Not long after, another told me that while she’d never had sex with another man, she’d had so many emotional affairs and inappropriate email correspondences over the years that she’d had to buy a separate hard drive to store them all.

Always move to the physical and if you can’t get there, cut her off. I’ve had women like these, who love the thrill but won’t go the distance. Get rid of them. Up or out.

8. Because she’s never yours and it’s only your turn, I actually prefer consensual, mutual non-monogamy in the form of swinging and sex clubs. To me they’re more fun and more honest than pretending to be monogamous and then not doing that. Most guys who go have no game, so they always bring the same person; if you bring different hot girls into that atmosphere you will have your pick.

The more game I’ve needed the worse the relationship has been

I was reading “Honest observations after eight years in the game” and got to thinking: the more game I’ve needed to get a particular girl, or the more I’ve had to run game on her, the worse the relationship has been. The ones who are bitchy, constantly testing, and most difficult can be good in bed but the relationships themselves are never the best. Those women are only good as friends with benefits, and even then the “friends” part stretches the definition of the word.

The ones who just wanted me and the sex and let everything lead into that have been the most pleasant to deal with and over time the best in bed. Over time this has become my own test: How much game did I need to get this woman? The more game, the more likely I am to jettison her or keep her in a distant rotation.
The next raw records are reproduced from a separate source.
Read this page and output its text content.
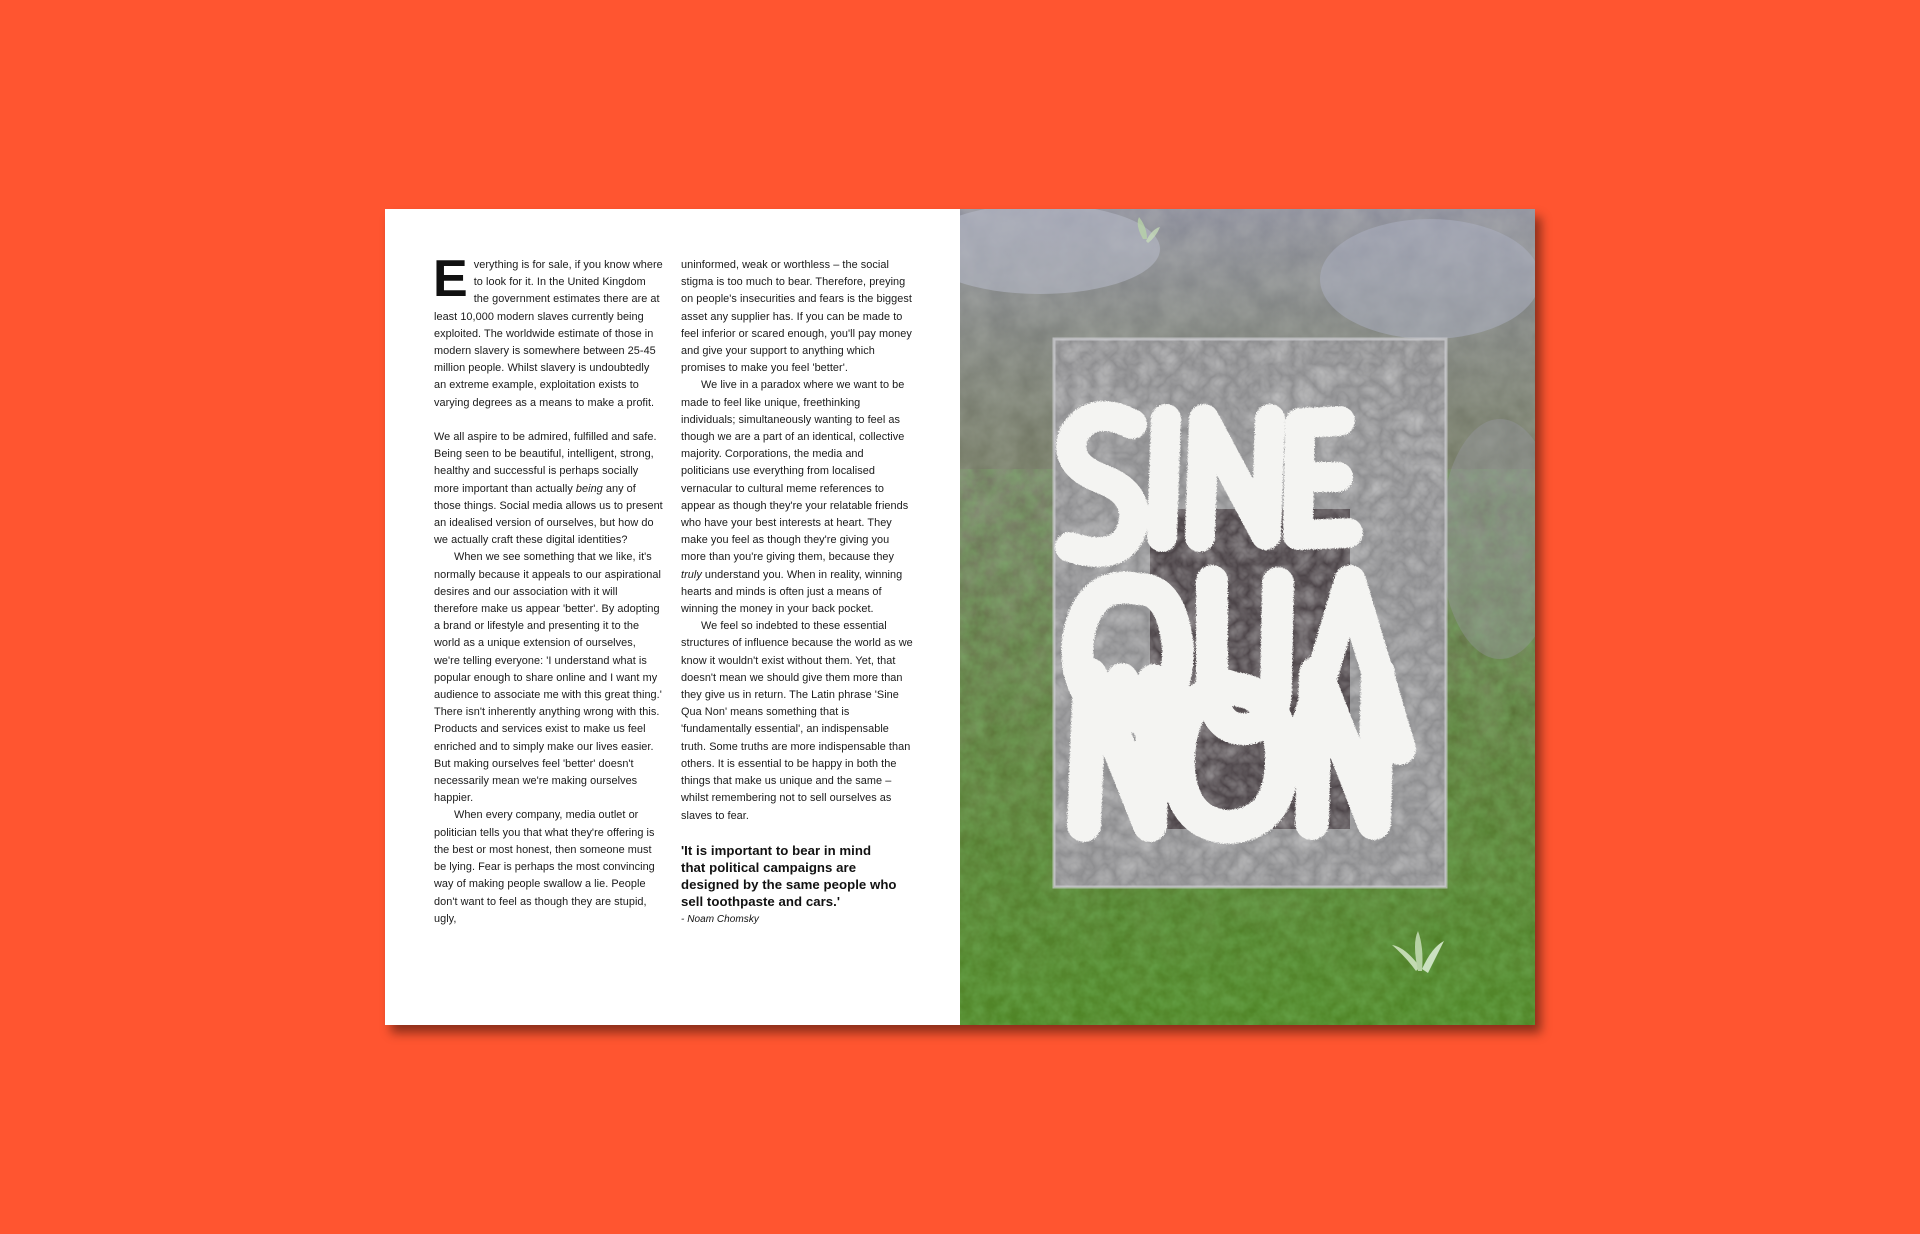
Everything is for sale, if you know where to look for it. In the United Kingdom the government estimates there are at least 10,000 modern slaves currently being exploited. The worldwide estimate of those in modern slavery is somewhere between 25-45 million people. Whilst slavery is undoubtedly an extreme example, exploitation exists to varying degrees as a means to make a profit.

We all aspire to be admired, fulfilled and safe. Being seen to be beautiful, intelligent, strong, healthy and successful is perhaps socially more important than actually being any of those things. Social media allows us to present an idealised version of ourselves, but how do we actually craft these digital identities?

When we see something that we like, it's normally because it appeals to our aspirational desires and our association with it will therefore make us appear 'better'. By adopting a brand or lifestyle and presenting it to the world as a unique extension of ourselves, we're telling everyone: 'I understand what is popular enough to share online and I want my audience to associate me with this great thing.' There isn't inherently anything wrong with this. Products and services exist to make us feel enriched and to simply make our lives easier. But making ourselves feel 'better' doesn't necessarily mean we're making ourselves happier.

When every company, media outlet or politician tells you that what they're offering is the best or most honest, then someone must be lying. Fear is perhaps the most convincing way of making people swallow a lie. People don't want to feel as though they are stupid, ugly,

uninformed, weak or worthless – the social stigma is too much to bear. Therefore, preying on people's insecurities and fears is the biggest asset any supplier has. If you can be made to feel inferior or scared enough, you'll pay money and give your support to anything which promises to make you feel 'better'.

We live in a paradox where we want to be made to feel like unique, freethinking individuals; simultaneously wanting to feel as though we are a part of an identical, collective majority. Corporations, the media and politicians use everything from localised vernacular to cultural meme references to appear as though they're your relatable friends who have your best interests at heart. They make you feel as though they're giving you more than you're giving them, because they truly understand you. When in reality, winning hearts and minds is often just a means of winning the money in your back pocket.

We feel so indebted to these essential structures of influence because the world as we know it wouldn't exist without them. Yet, that doesn't mean we should give them more than they give us in return. The Latin phrase 'Sine Qua Non' means something that is 'fundamentally essential', an indispensable truth. Some truths are more indispensable than others. It is essential to be happy in both the things that make us unique and the same – whilst remembering not to sell ourselves as slaves to fear.

'It is important to bear in mind that political campaigns are designed by the same people who sell toothpaste and cars.'
- Noam Chomsky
It’s amazing to me that many women think playing hard to get and being unpleasant to be around is somehow a way to get and keep a man. That’s a good way to get some casual sex and a terrible way to get a relationship. Over time, the guys who persist most will be the ones with no other options. Guys with options will find a woman who’s more pleasant to be around, and pleasant to be around starts with the very first interaction.

Bike Girl was pleasant when I met her, pleasant in texting, pleasant on the first date, and has been pleasant since. So was the gorgeous 19-year-old I met a couple years ago and dated for almost two. Most of the relationships I’ve ended prematurely ended because the girl was the opposite. The more “game,” I’ve needed, the more I realized (usually sooner) that the girl couldn’t and shouldn’t be anything more than an FWB. The more I’ve felt “tested,” the more I’ve known the girl is no good or no good for me. Next!

No wonder relationships in the U.S. are fucked.

This isn’t an “actionable” post and doesn’t matter much for guys who want to hit ‘n’ run. But guys who are still being chosen, rather than the choosers, should know that your whole world changes when you do more choosing. You learn a lot quickly.